Ebenso wie die MC-Legende aus New York, fasziniert Curse mit einer packenden Trias aus Musik, Stimme und Inhalt. Auch wenn Michael Kurth, so der bürgerliche Name des Protagonisten, behauptet, dass der Nachfolger seines Debüts »Feuerwasser« musikalischer geworden sei, ist die im Hip-Hop gradmessende »dreckige«, vermeintlich unmusikalische, pumpende Komponente parallel zu hören und zu spüren.
Charismatische Persönlichkeit
Zahlreiche Piano-Samples untermalen grandios die präzisen, auf voller Zeilenlänge betonten Raps. Auch wenn das Album mit einer ansehnlichen Gästeliste aufwartet, Künstler wie Samir, Azad, Tone, Xavier Naidoo oder King Kool Savas im Boot sind, versteht es kein deutscher Hip-Hop-Künstler, seine Persönlichkeit derart charismatisch strahlen zu lassen.

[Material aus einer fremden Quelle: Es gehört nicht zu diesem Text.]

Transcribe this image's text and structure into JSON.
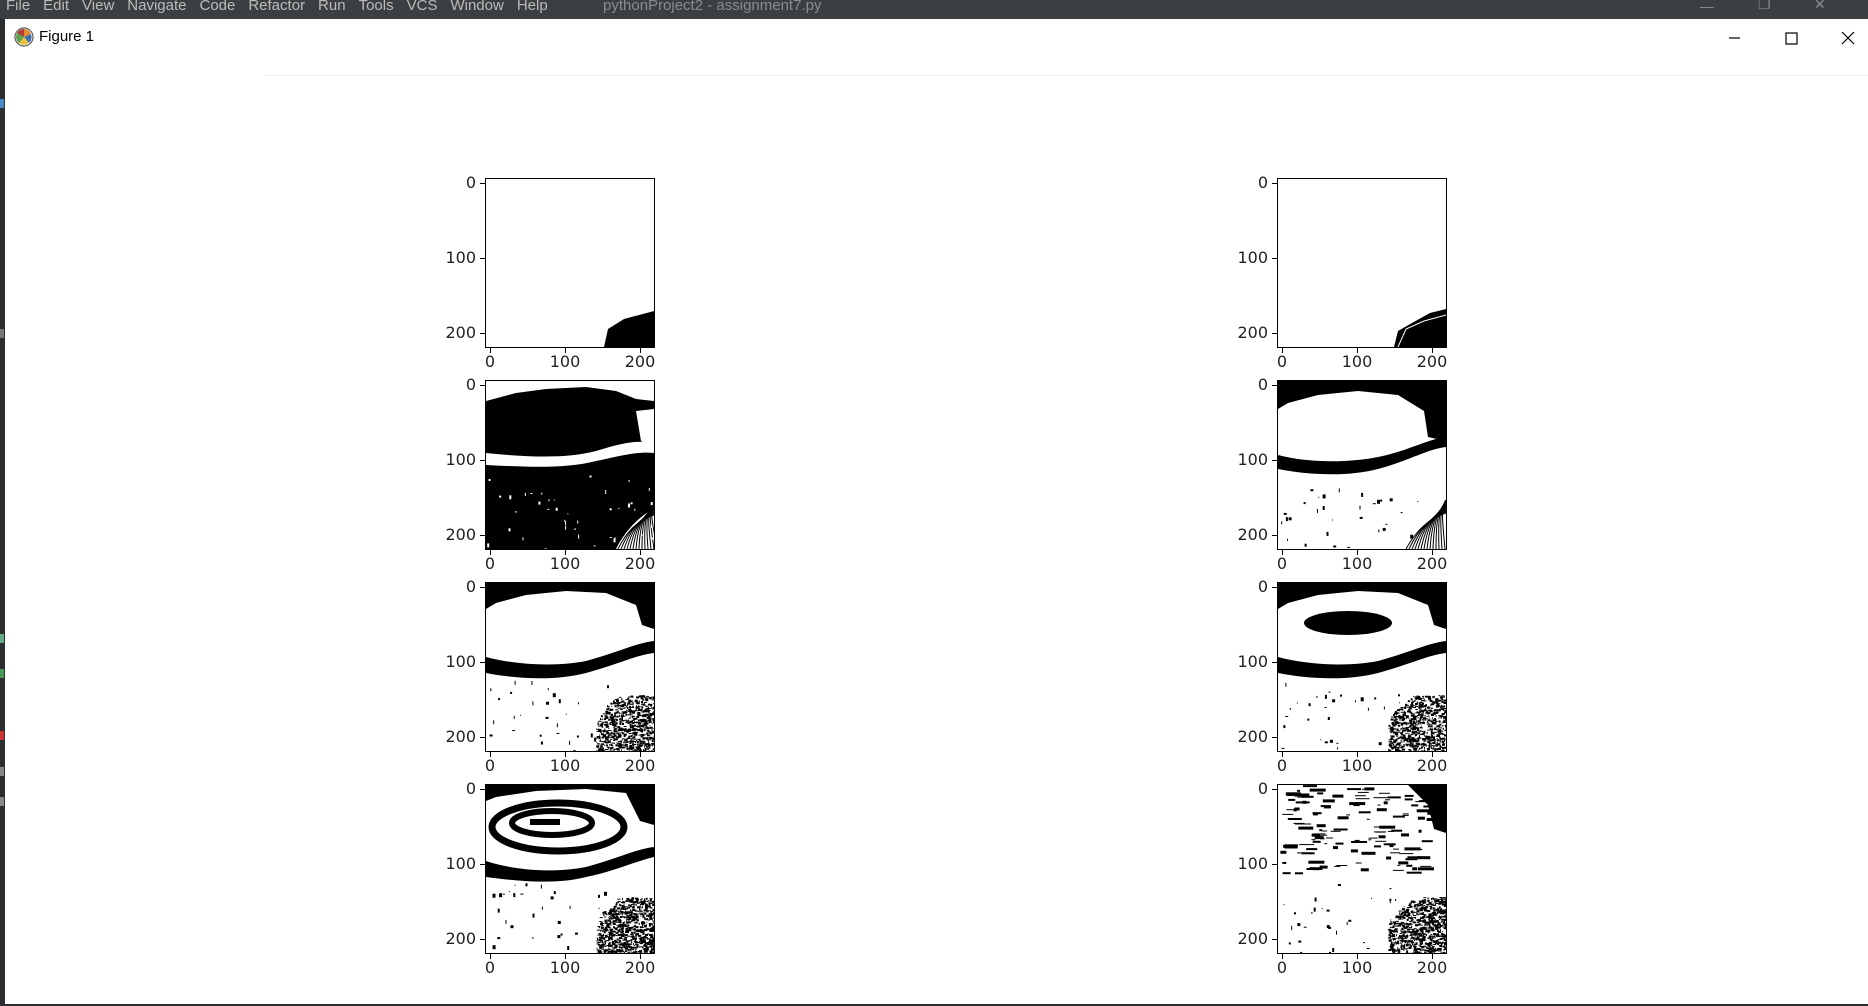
{
  "ide": {
    "menu": [
      "File",
      "Edit",
      "View",
      "Navigate",
      "Code",
      "Refactor",
      "Run",
      "Tools",
      "VCS",
      "Window",
      "Help"
    ],
    "title": "pythonProject2 - assignment7.py"
  },
  "figure_window": {
    "title": "Figure 1",
    "icons": {
      "app": "matplotlib-icon",
      "minimize": "minimize-icon",
      "maximize": "maximize-icon",
      "close": "close-icon"
    }
  },
  "chart_data": {
    "type": "image-grid",
    "rows": 4,
    "cols": 2,
    "x_ticks": [
      "0",
      "100",
      "200"
    ],
    "y_ticks": [
      "0",
      "100",
      "200"
    ],
    "panels": [
      {
        "row": 1,
        "col": 1
      },
      {
        "row": 1,
        "col": 2
      },
      {
        "row": 2,
        "col": 1
      },
      {
        "row": 2,
        "col": 2
      },
      {
        "row": 3,
        "col": 1
      },
      {
        "row": 3,
        "col": 2
      },
      {
        "row": 4,
        "col": 1
      },
      {
        "row": 4,
        "col": 2
      }
    ]
  }
}
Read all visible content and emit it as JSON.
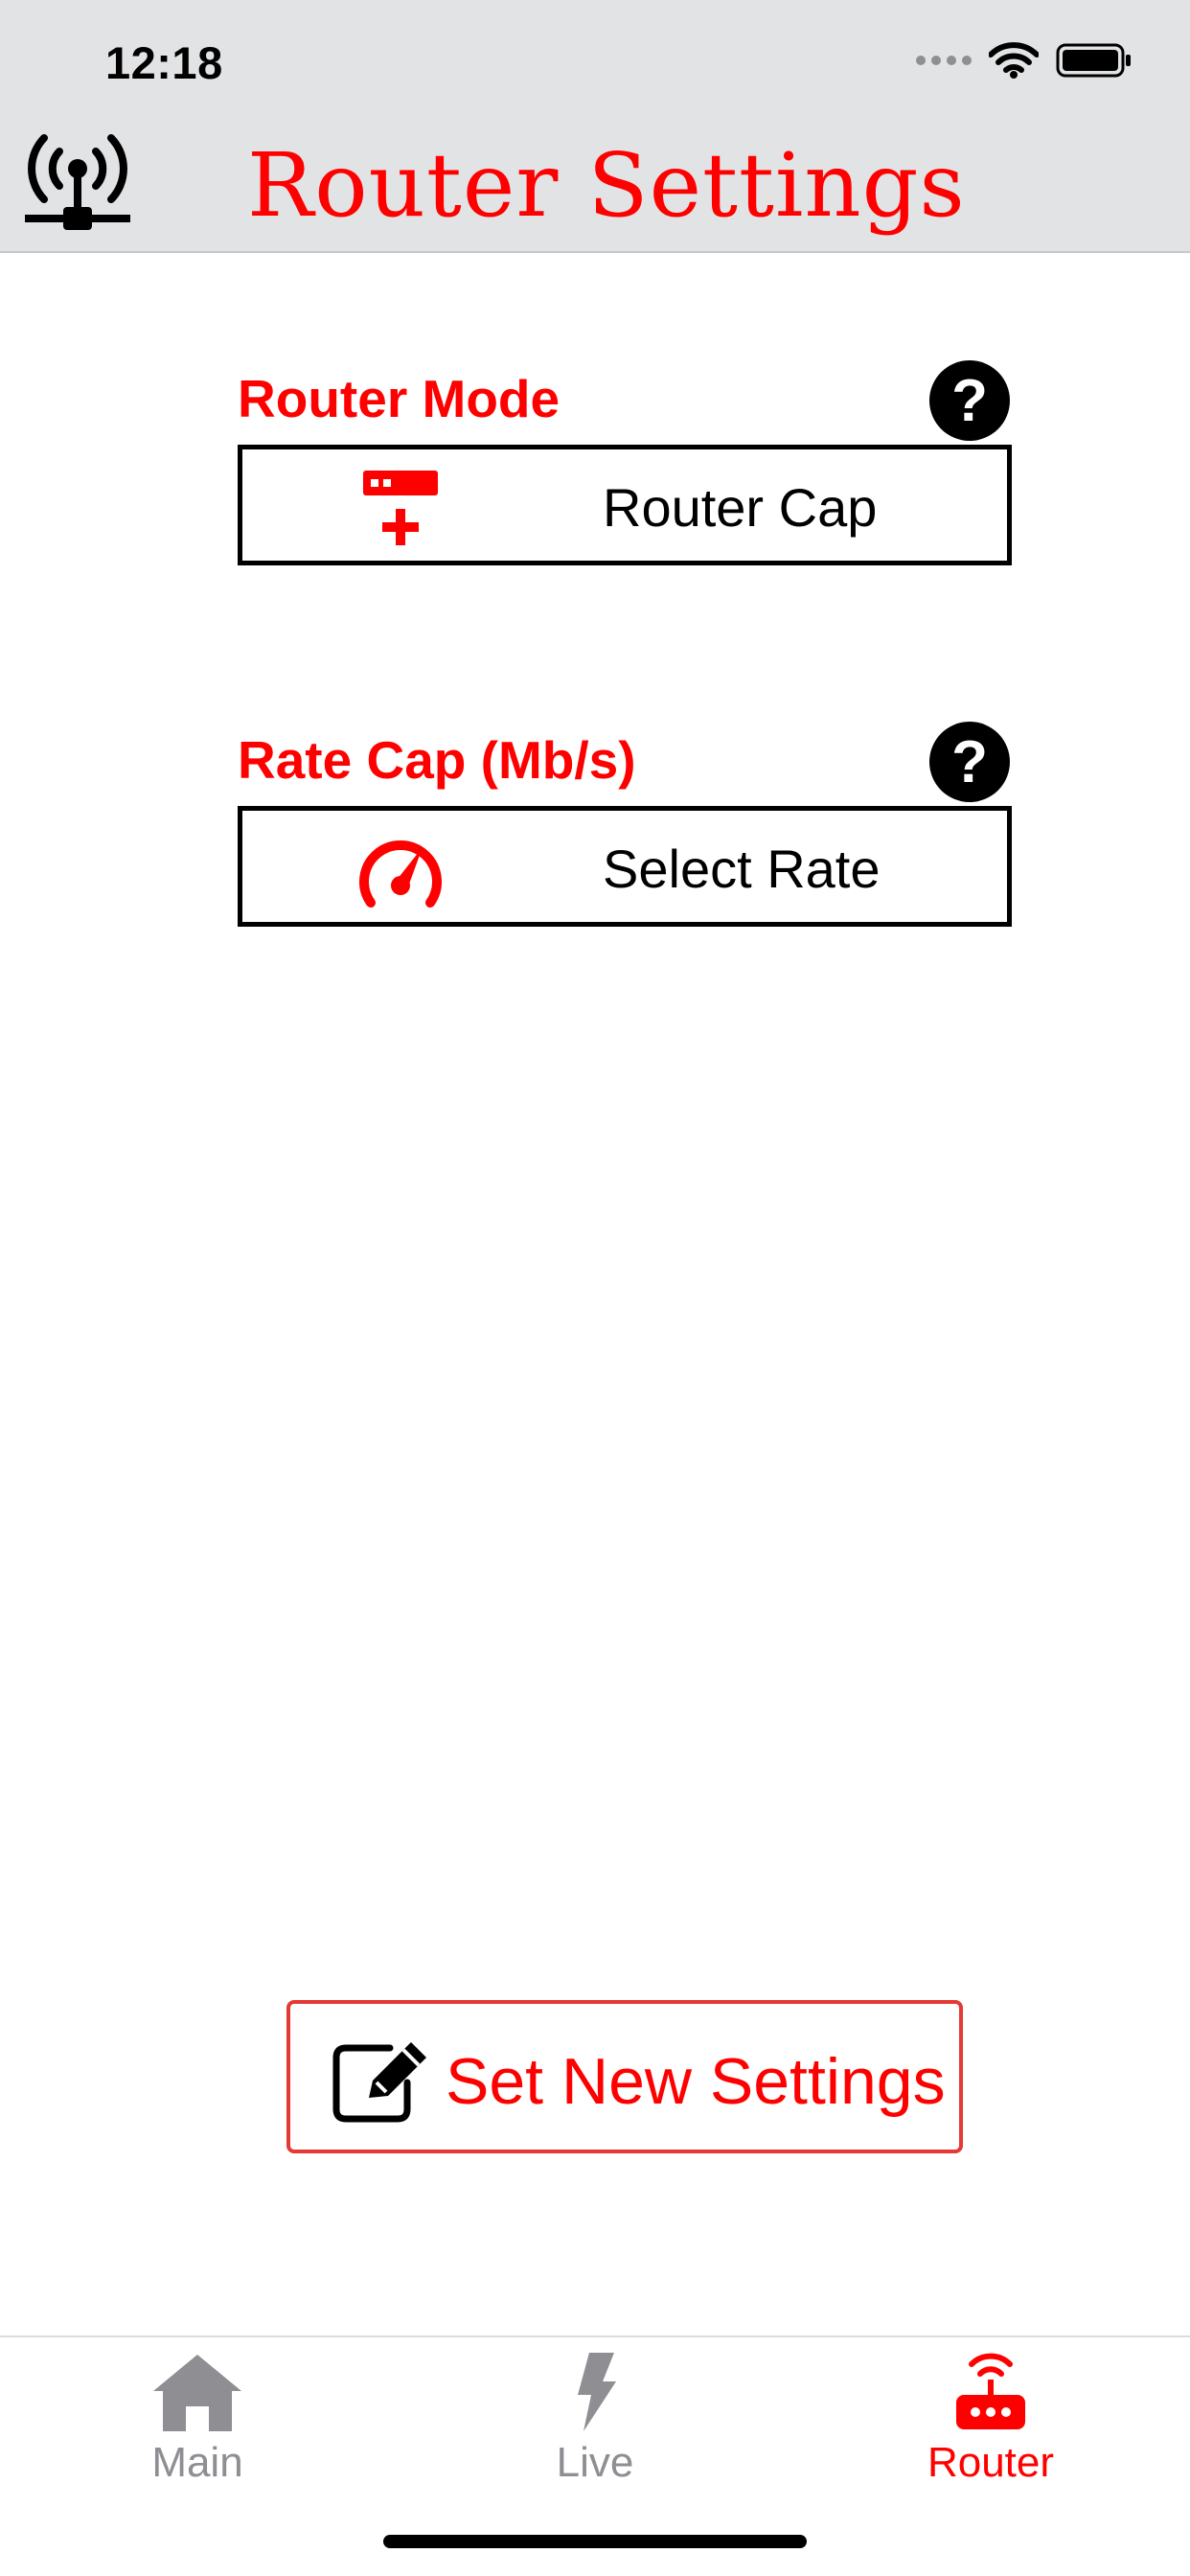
{
  "status_bar": {
    "time": "12:18",
    "wifi_icon": "wifi-icon",
    "battery_icon": "battery-icon"
  },
  "header": {
    "title": "Router Settings",
    "logo_icon": "router-antenna-icon"
  },
  "router_mode": {
    "label": "Router Mode",
    "help_icon": "help-icon",
    "selected_value": "Router Cap",
    "icon": "router-plus-icon"
  },
  "rate_cap": {
    "label": "Rate Cap (Mb/s)",
    "help_icon": "help-icon",
    "selected_value": "Select Rate",
    "icon": "speedometer-icon"
  },
  "action": {
    "label": "Set New Settings",
    "icon": "edit-icon"
  },
  "tabs": [
    {
      "label": "Main",
      "icon": "home-icon",
      "active": false
    },
    {
      "label": "Live",
      "icon": "lightning-icon",
      "active": false
    },
    {
      "label": "Router",
      "icon": "router-icon",
      "active": true
    }
  ],
  "colors": {
    "accent": "#ff0000",
    "inactive_tab": "#8e8e93",
    "header_bg": "#e2e3e5"
  }
}
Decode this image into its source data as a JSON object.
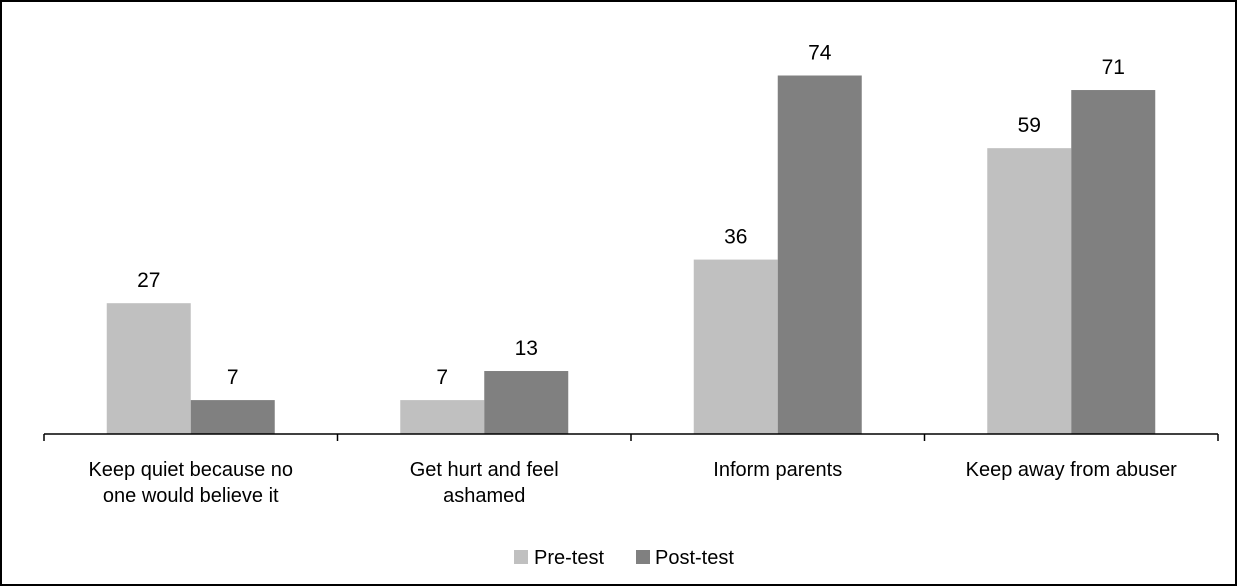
{
  "chart_data": {
    "type": "bar",
    "categories": [
      [
        "Keep quiet because no",
        "one would believe it"
      ],
      [
        "Get hurt and feel",
        "ashamed"
      ],
      [
        "Inform parents"
      ],
      [
        "Keep away from abuser"
      ]
    ],
    "series": [
      {
        "name": "Pre-test",
        "values": [
          27,
          7,
          36,
          59
        ],
        "color": "#c0c0c0"
      },
      {
        "name": "Post-test",
        "values": [
          7,
          13,
          74,
          71
        ],
        "color": "#808080"
      }
    ],
    "ylim": [
      0,
      80
    ],
    "grid": false,
    "legend_position": "bottom"
  }
}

Liebeserklärung an alle Frauen
Curse ist Rap. Wie sonst könnte er die Egomanie von Kollegen wie Samy Deluxe erfolgreich umschiffen und nicht weniger versiert mit sonorer, unverwechselbarer Stimme über Episoden seines Lebens und verunglückter Liebe rappen? In Stücken wie »Wüstenblume« nimmt er die Position eines Chronisten ein, der liebevoll, ganz im Stil seiner Lieblingsautorin Toni Morrison, das Leben einer gebeutelten Frau nachzeichnet. Dem anderen Geschlecht ist auch »Süssholz (Balsam für meine Seele)« gewidmet: Machismo und Sexismus sind weit weg. Der Mann von der Weser rappt eine Liebeserklärung an alle Frauen - von der Exfreundin bis zur Großmutter.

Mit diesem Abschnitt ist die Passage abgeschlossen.